Adolescent and Young Adult Leukemia Survivors May Have Higher Mortality Rates Than the General Population
A study published in the AACR journal Cancer Epidemiology, Biomarkers & Prevention showed adolescent and young adult (AYA) survivors of acute myeloid leukemia (AML) and acute lymphoblastic leukemia (ALL) may have higher mortality rates than the general population, decades after their diagnosis.
Michael Roth, MD, from the University of Texas MD Anderson Cancer Center in Houston, and colleagues used the Surveillance, Epidemiology, and End Results (SEER) database to analyze mortality patterns in 1,938 ALL survivors and 2,350 AML survivors from 1975 to 2011 and compared them with a U.S. national cohort obtained from the National Vital Statistics Report.

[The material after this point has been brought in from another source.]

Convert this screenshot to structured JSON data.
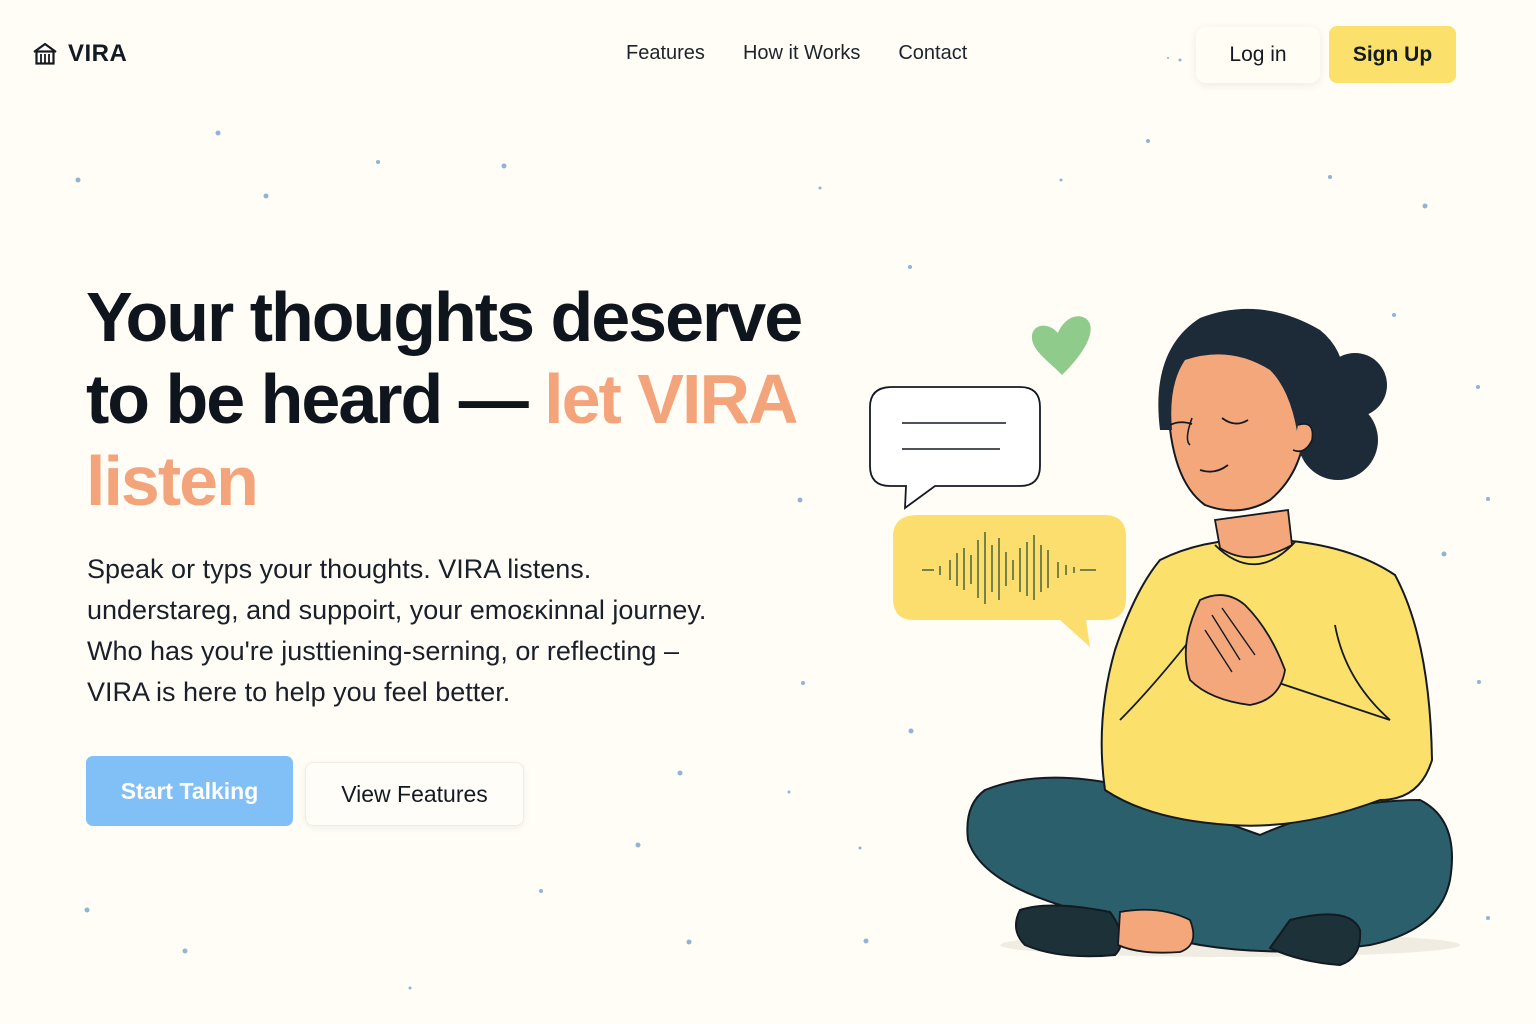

The researchers found the 10-year survival of AYA leukemia survivors was approximately 10 percent lower than that of the age-adjusted U.S. general population, and the differences persisted for up to 30 years of follow-up. Leukemia remained the most common cause of death in the early survivorship period. “Some of these patients aren’t being fully cured of their initial cancer, so between five and 10 years post-initial diagnosis, most of the deaths are due to disease progression or relapse, whereas after that, most of the deaths result from late side effects from treatment, including cardiovascular disease and secondary cancers,” Dr. Roth said.
Older age at diagnosis correlated with worse long-term survival outcomes, with each additional year at diagnosis associated with a 6 percent and 5 percent decrease in long-term survival for ALL and AML survivors, respectively. Patients’ sex was associated with long-term outcomes only for AML survivors, with males surviving only 61 percent as long as females. Among survivors of ALL, Asian or Pacific Islanders had longer survival than Hispanics.
The researchers found long-term survival in AYA improved in more recent decades of diagnosis, as the life span of individuals diagnosed in the 1990s and 2000s was more than twice as long as that of individuals diagnosed in the 1980s. This was likely due to treatment advances leading to improved cure rates with lower toxicities and better supportive care. However, there was no further improvement in long-term survival for patients diagnosed in the 2000s compared with those diagnosed in the 1990s for either ALL or AML.